Other Names: HRD Assay Test.
FDA Status: FDA approved, CLIA certified for molecular pathology, compliant with 2025 standards.
Historical Milestone: Introduced in the 2010s by various molecular labs, this test advanced cancer therapy by standardizing HRD detection.
Purpose: The test detects BRCA1 mutations, BRCA2 mutations, and ATM mutations to guide cancer therapy, assess oncologic status, and inform treatment and prevention strategies.
Test Parameters: Presence of BRCA1 mutations, BRCA2 mutations, and ATM mutations, detected with high specificity to indicate therapeutic relevance, typically observable in tissue at altered genetic patterns during active disease, with mutation prevalence and type assessed to determine severity and distribution, providing a comprehensive profile of tumor damage that correlates with clinical presentation and guides therapeutic decisions, ensuring a detailed evaluation of affected genetic components.
Pretest Condition: No fasting required; patients should avoid food or drink for 30 minutes prior to collection to ensure sample integrity, and they should report abnormal growths, pain, or recent cancer treatment.
Specimen: Tissue 0.5-2 cma³, collected as FFPE, transported indefinitely to maintain sample viability.
Sample Stability at Room Temperature: Indefinite with proper paraffin embedding to preserve tissue integrity, ensuring reliable test performance.
Sample Stability at Refrigeration: Not refrigerated, as FFPE blocks are stable at room temperature with proper storage.
Sample Stability at Frozen: Not recommended, as freezing may disrupt tissue structure, increasing the risk of false negatives and compromising diagnostic accuracy.
Medical History: Patients should provide details on abnormal growths, pain, prior cancer, or family history of oncologic disease, as well as any recent trauma or treatments.
Consent: Written informed consent is required, detailing the test's purpose, potential risks of untreated cancer including metastasis, benefits of early detection, and minimal discomfort from sample collection.
Procedural Considerations: The test involves tissue processing, DNA extraction, PCR amplification, and analysis by trained personnel to ensure sterile technique, avoid contamination, and interpret results within 5-7 days using provided controls. Laboratories must maintain a controlled environment, adhere to quality assurance protocols, and store kits according to manufacturer specifications to ensure reliability.
Factors Affecting Result Accuracy: Delays in processing, improper fixation, cross-contamination with other samples, or recent therapy can affect results.
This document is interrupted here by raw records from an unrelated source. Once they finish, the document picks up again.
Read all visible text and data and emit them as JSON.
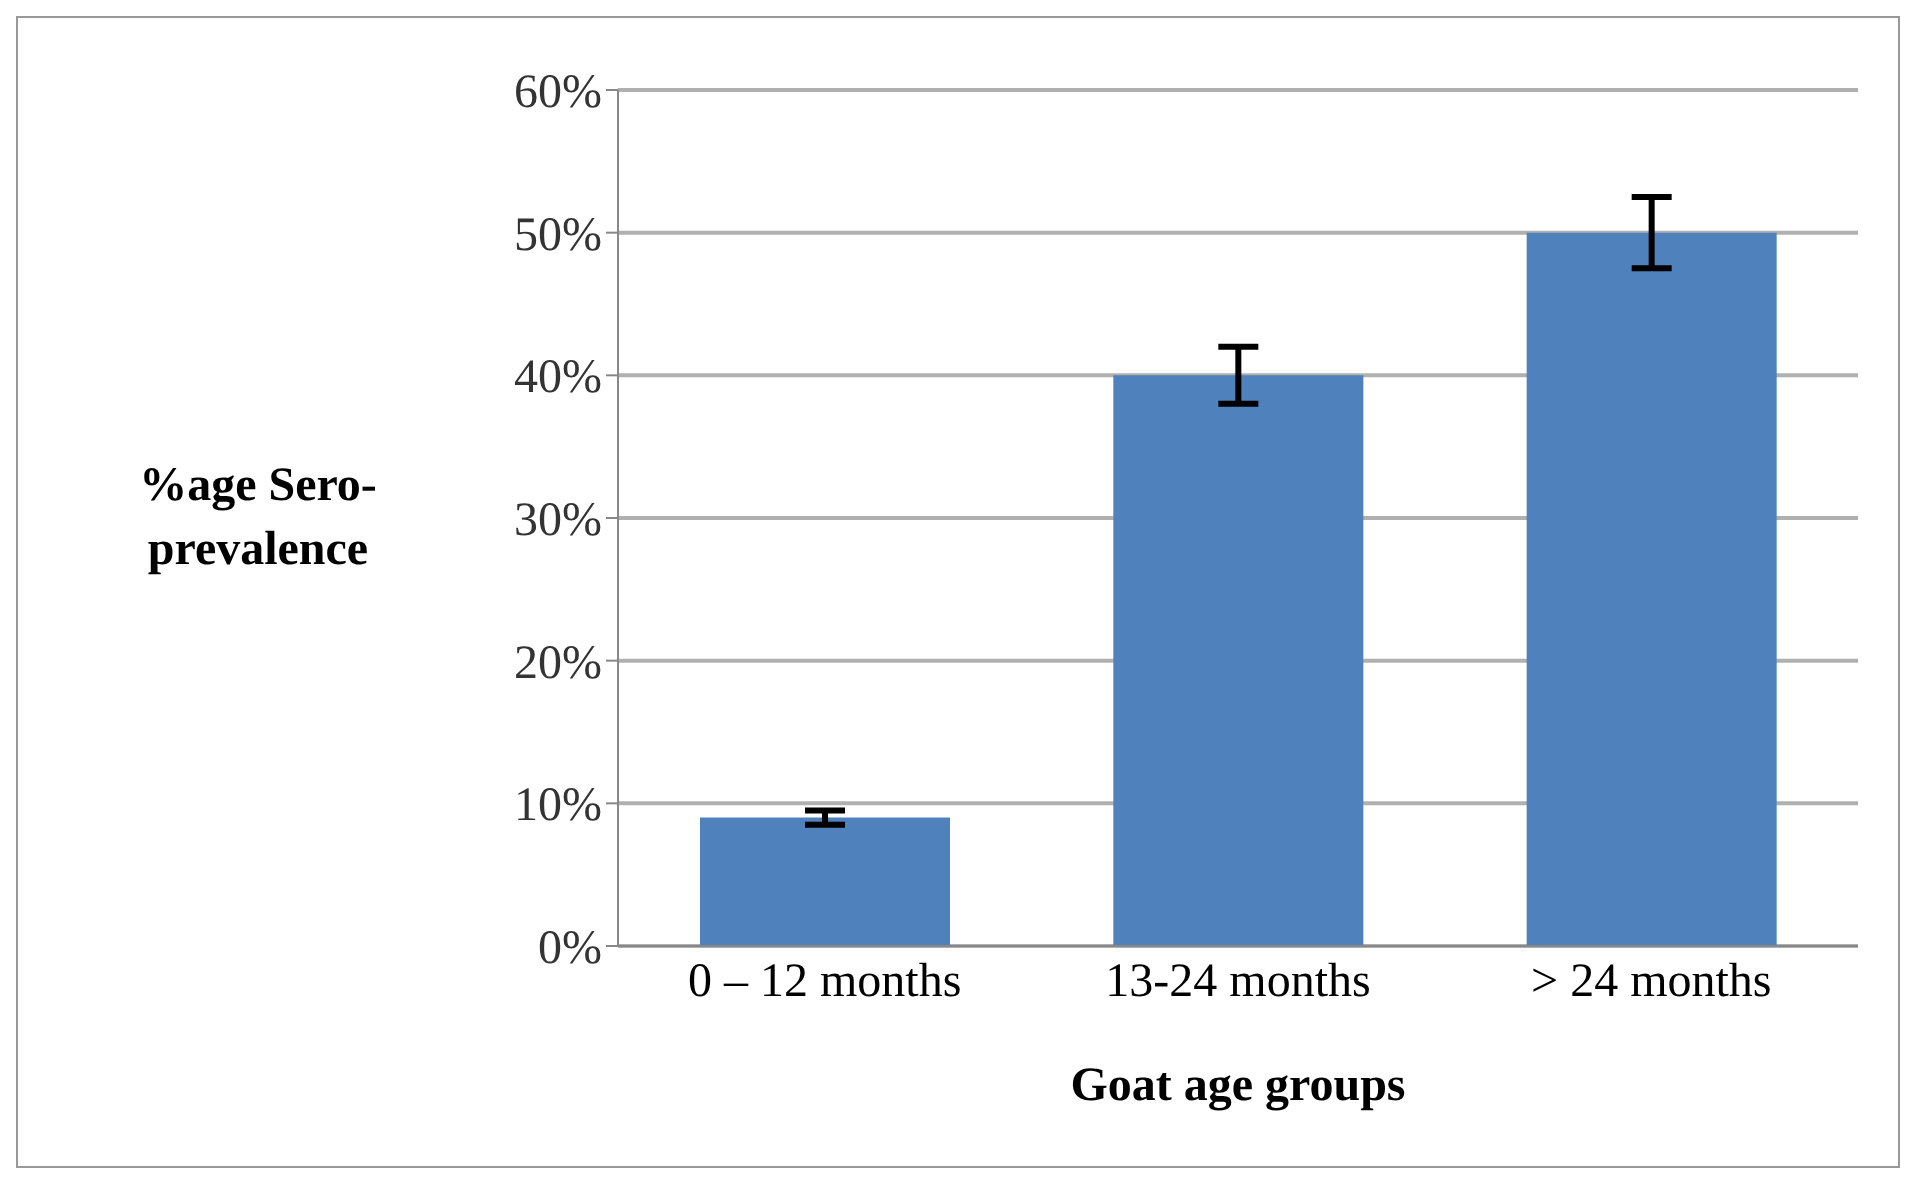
{
  "chart_data": {
    "type": "bar",
    "xlabel": "Goat age groups",
    "ylabel": "%age Sero-prevalence",
    "categories": [
      "0 – 12 months",
      "13-24 months",
      ">  24  months"
    ],
    "values": [
      9,
      40,
      50
    ],
    "errors": [
      0.5,
      2,
      2.5
    ],
    "color": "#4f81bd",
    "ylim": [
      0,
      60
    ],
    "yticks": [
      {
        "value": 0,
        "label": "0%"
      },
      {
        "value": 10,
        "label": "10%"
      },
      {
        "value": 20,
        "label": "20%"
      },
      {
        "value": 30,
        "label": "30%"
      },
      {
        "value": 40,
        "label": "40%"
      },
      {
        "value": 50,
        "label": "50%"
      },
      {
        "value": 60,
        "label": "60%"
      }
    ],
    "grid": "y"
  }
}
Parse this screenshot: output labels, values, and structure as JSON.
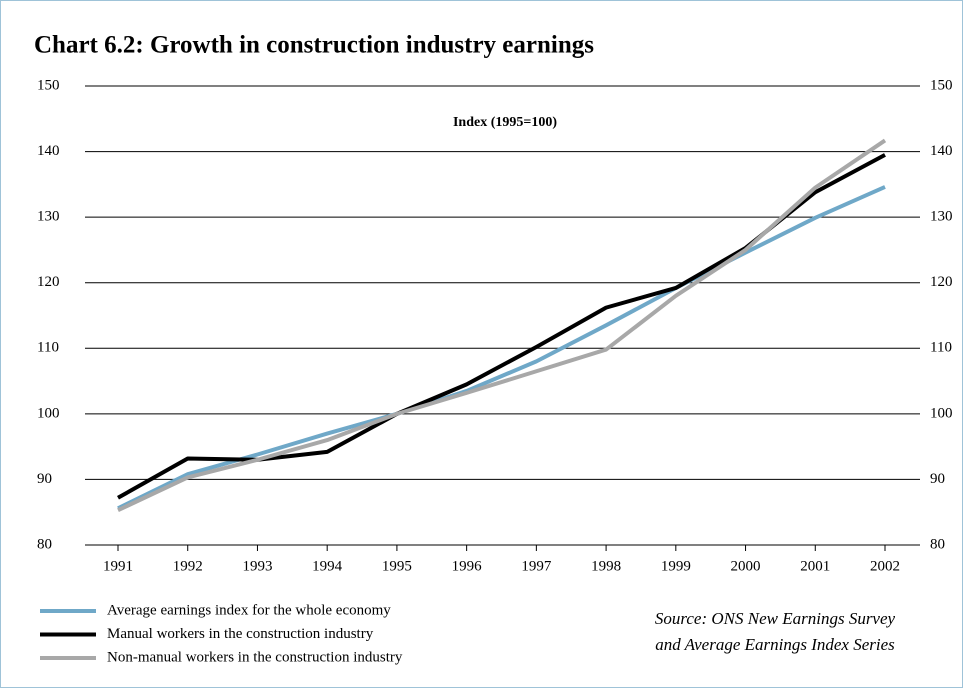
{
  "chart_data": {
    "type": "line",
    "title": "Chart 6.2: Growth in construction industry earnings",
    "subtitle": "Index (1995=100)",
    "categories": [
      "1991",
      "1992",
      "1993",
      "1994",
      "1995",
      "1996",
      "1997",
      "1998",
      "1999",
      "2000",
      "2001",
      "2002"
    ],
    "series": [
      {
        "name": "Average earnings index for the whole economy",
        "color": "#6fa8c8",
        "values": [
          85.6,
          90.8,
          93.8,
          97.0,
          100,
          103.5,
          108.0,
          113.5,
          119.2,
          124.6,
          129.9,
          134.6
        ]
      },
      {
        "name": "Manual workers in the construction industry",
        "color": "#000000",
        "values": [
          87.2,
          93.2,
          93.0,
          94.2,
          100,
          104.5,
          110.2,
          116.2,
          119.2,
          125.3,
          133.8,
          139.5
        ]
      },
      {
        "name": "Non-manual workers in the construction industry",
        "color": "#a8a8a8",
        "values": [
          85.3,
          90.3,
          93.0,
          96.0,
          100,
          103.2,
          106.5,
          109.8,
          118.0,
          125.0,
          134.5,
          141.7
        ]
      }
    ],
    "ylim": [
      80,
      150
    ],
    "yticks": [
      80,
      90,
      100,
      110,
      120,
      130,
      140,
      150
    ],
    "grid": true,
    "source": [
      "Source: ONS New Earnings Survey",
      "and Average Earnings Index Series"
    ]
  }
}
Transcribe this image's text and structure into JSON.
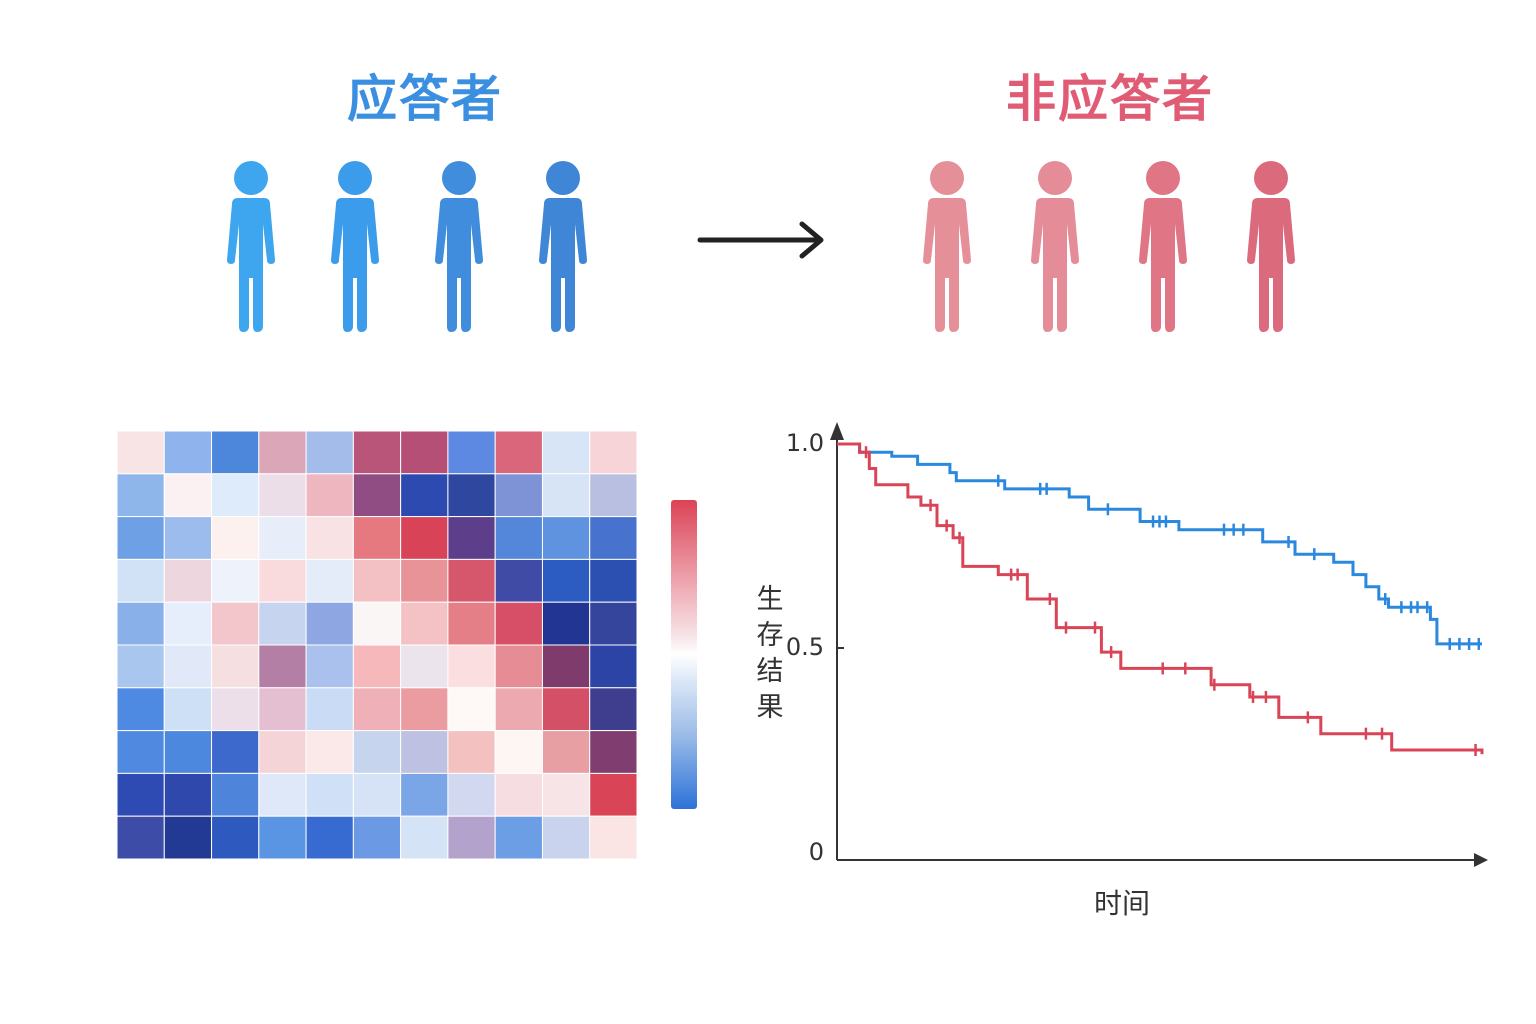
{
  "groups": {
    "responders": {
      "title": "应答者",
      "color": "#3a8fe0",
      "figures": [
        "#3ea6ee",
        "#3b9ceb",
        "#3f8ddc",
        "#3f86d6"
      ]
    },
    "non_responders": {
      "title": "非应答者",
      "color": "#e05c74",
      "figures": [
        "#e59099",
        "#e48c97",
        "#e07585",
        "#dc6a7d"
      ]
    }
  },
  "heatmap": {
    "rows": 10,
    "cols": 11,
    "colorbar_colors": [
      "#db4356",
      "#ffffff",
      "#2d72d9"
    ],
    "cells": [
      [
        "#f8e4e4",
        "#8fb3ec",
        "#4d87dc",
        "#dba6b8",
        "#a4bce9",
        "#b85578",
        "#b54f75",
        "#5d89e3",
        "#d9667a",
        "#d8e5f6",
        "#f6d4d8"
      ],
      [
        "#8fb6eb",
        "#fcf1f2",
        "#deebfa",
        "#ecdee8",
        "#eeb6bf",
        "#8f4d84",
        "#2c4aaf",
        "#30479f",
        "#7e93d6",
        "#d6e4f6",
        "#b9bfe1"
      ],
      [
        "#6ea0e6",
        "#9bbcec",
        "#fdf1ef",
        "#e7eef9",
        "#f9e2e3",
        "#e6797f",
        "#d84358",
        "#5d3e8b",
        "#5486da",
        "#5f93e0",
        "#4772cd"
      ],
      [
        "#d1e2f6",
        "#eed6df",
        "#eef2fb",
        "#f9dbde",
        "#e4ecf9",
        "#f3c1c4",
        "#e89398",
        "#d6566c",
        "#3f4ba5",
        "#2c5cc1",
        "#2c50b2"
      ],
      [
        "#8ab0e9",
        "#e6eefb",
        "#f2c6cb",
        "#c7d4f0",
        "#8ea7e3",
        "#fbf6f6",
        "#f4c2c5",
        "#e47f88",
        "#d64f66",
        "#233593",
        "#36459c"
      ],
      [
        "#a9c6ef",
        "#e1e9f8",
        "#f5dfe1",
        "#b47fa5",
        "#a9c1ec",
        "#f6b8bb",
        "#ece4ec",
        "#fbdfe0",
        "#e58c94",
        "#7f3b6b",
        "#2b44a6"
      ],
      [
        "#4f8ae2",
        "#cde0f6",
        "#eddfe9",
        "#e3bfd1",
        "#c9dbf5",
        "#efb1b7",
        "#eb9ca1",
        "#fef9f7",
        "#ecaab0",
        "#d35066",
        "#3f3e8e"
      ],
      [
        "#4f8ae0",
        "#4b88de",
        "#3d69cc",
        "#f4d4d7",
        "#fbe8e9",
        "#c7d4ee",
        "#bfc1e2",
        "#f4c1c1",
        "#fdf6f3",
        "#e79fa4",
        "#803d6f"
      ],
      [
        "#2d4bb2",
        "#2f48ab",
        "#4f84db",
        "#dfe8f8",
        "#cfe0f7",
        "#d6e2f6",
        "#7aa5e6",
        "#d1d8ef",
        "#f5dde1",
        "#f7e4e6",
        "#d94556"
      ],
      [
        "#3d4da7",
        "#233a94",
        "#2e5ac0",
        "#5a95e3",
        "#386bd2",
        "#6c99e3",
        "#d5e3f6",
        "#b3a2cb",
        "#6c9ee6",
        "#c9d3ee",
        "#fbe4e4"
      ]
    ]
  },
  "chart_data": {
    "type": "line",
    "xlabel": "时间",
    "ylabel": "生存结果",
    "xlim": [
      0,
      100
    ],
    "ylim": [
      0,
      1
    ],
    "yticks": [
      {
        "value": 0,
        "label": "0"
      },
      {
        "value": 0.5,
        "label": "0.5"
      },
      {
        "value": 1.0,
        "label": "1.0"
      }
    ],
    "series": [
      {
        "color": "#2a88de",
        "points": [
          [
            3.5,
            0.98
          ],
          [
            8.5,
            0.97
          ],
          [
            12.5,
            0.95
          ],
          [
            17.5,
            0.93
          ],
          [
            18.5,
            0.91
          ],
          [
            26,
            0.89
          ],
          [
            36,
            0.87
          ],
          [
            39,
            0.84
          ],
          [
            47,
            0.81
          ],
          [
            53,
            0.79
          ],
          [
            66,
            0.76
          ],
          [
            71,
            0.73
          ],
          [
            77,
            0.71
          ],
          [
            80,
            0.68
          ],
          [
            82,
            0.65
          ],
          [
            84,
            0.62
          ],
          [
            85.5,
            0.6
          ],
          [
            92,
            0.57
          ],
          [
            93,
            0.51
          ],
          [
            100,
            0.51
          ]
        ],
        "censor_x": [
          25,
          31.5,
          32.5,
          42,
          49,
          50,
          51,
          60,
          61.5,
          63,
          70,
          74,
          85,
          87.5,
          89,
          90,
          91.5,
          95,
          96.5,
          98,
          99.5
        ]
      },
      {
        "color": "#d94556",
        "points": [
          [
            3.5,
            0.98
          ],
          [
            5,
            0.94
          ],
          [
            6,
            0.9
          ],
          [
            11,
            0.87
          ],
          [
            13,
            0.85
          ],
          [
            15.5,
            0.8
          ],
          [
            18,
            0.77
          ],
          [
            19.5,
            0.7
          ],
          [
            25,
            0.68
          ],
          [
            29.5,
            0.62
          ],
          [
            34,
            0.55
          ],
          [
            41,
            0.49
          ],
          [
            44,
            0.45
          ],
          [
            58,
            0.41
          ],
          [
            64,
            0.38
          ],
          [
            68.5,
            0.33
          ],
          [
            75,
            0.29
          ],
          [
            86,
            0.25
          ],
          [
            100,
            0.24
          ]
        ],
        "censor_x": [
          4.5,
          14.5,
          17,
          19,
          27,
          28,
          33,
          35.5,
          40,
          42.5,
          50.5,
          54,
          58.5,
          64.5,
          66.5,
          73,
          82,
          84.5,
          99
        ]
      }
    ]
  }
}
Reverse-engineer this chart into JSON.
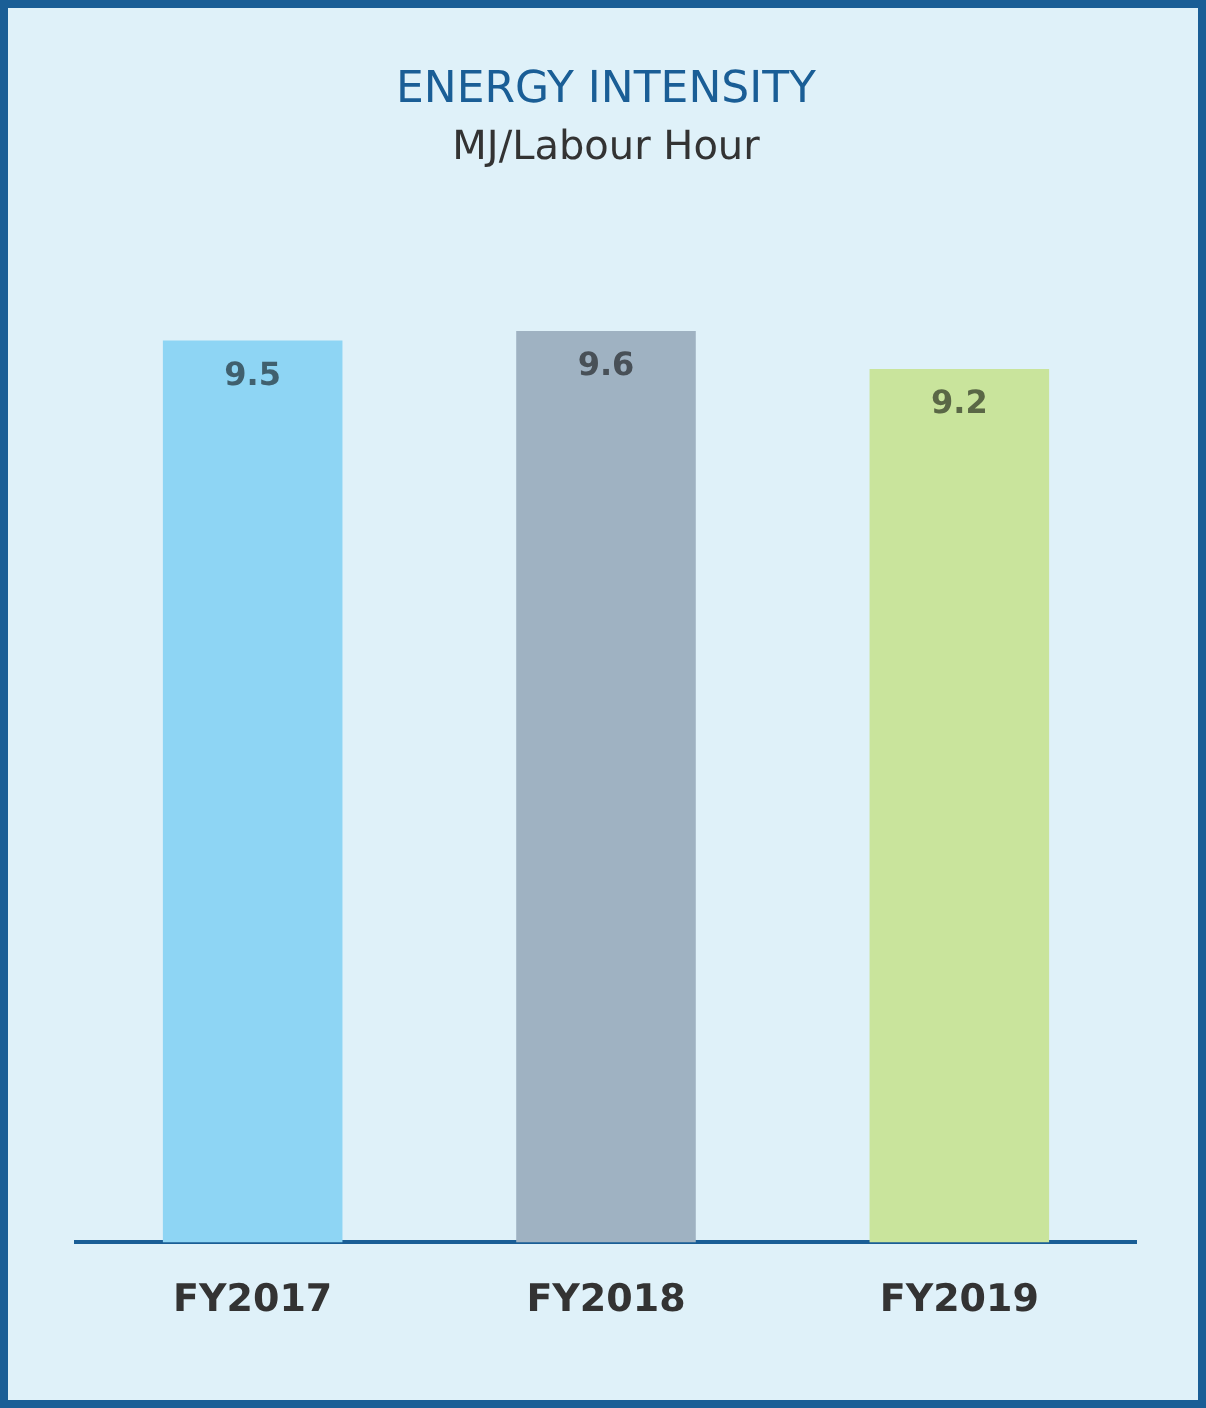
{
  "chart_data": {
    "type": "bar",
    "title": "ENERGY INTENSITY",
    "subtitle": "MJ/Labour Hour",
    "categories": [
      "FY2017",
      "FY2018",
      "FY2019"
    ],
    "values": [
      9.5,
      9.6,
      9.2
    ],
    "colors": [
      "#8ed5f4",
      "#9fb2c2",
      "#c9e49c"
    ],
    "data_labels": true,
    "tick_labels": "x",
    "legend": false
  }
}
Correlation with imaging or clinical evaluation is recommended to confirm findings.
Clinical Significance: A positive result indicates possible HRD, necessitating further investigation like imaging or oncology consultation. A negative result may require follow-up testing if symptoms persist, especially if sampled during early stages.
Specialist Consultation: Oncologists or geneticists should be consulted for case management, treatment planning, and coordination with cancer programs.
Additional Supporting Tests: BRCA testing, biopsy review, or genetic counseling for confirmation.
Test Limitations: The test may produce false negatives in low tumor burden or false positives in variants of uncertain significance, requiring a comprehensive diagnostic approach that includes clinical correlation.
References: NCCN Guidelines 2023, Journal of Molecular Diagnostics 2024, Molecular Pathology 2025.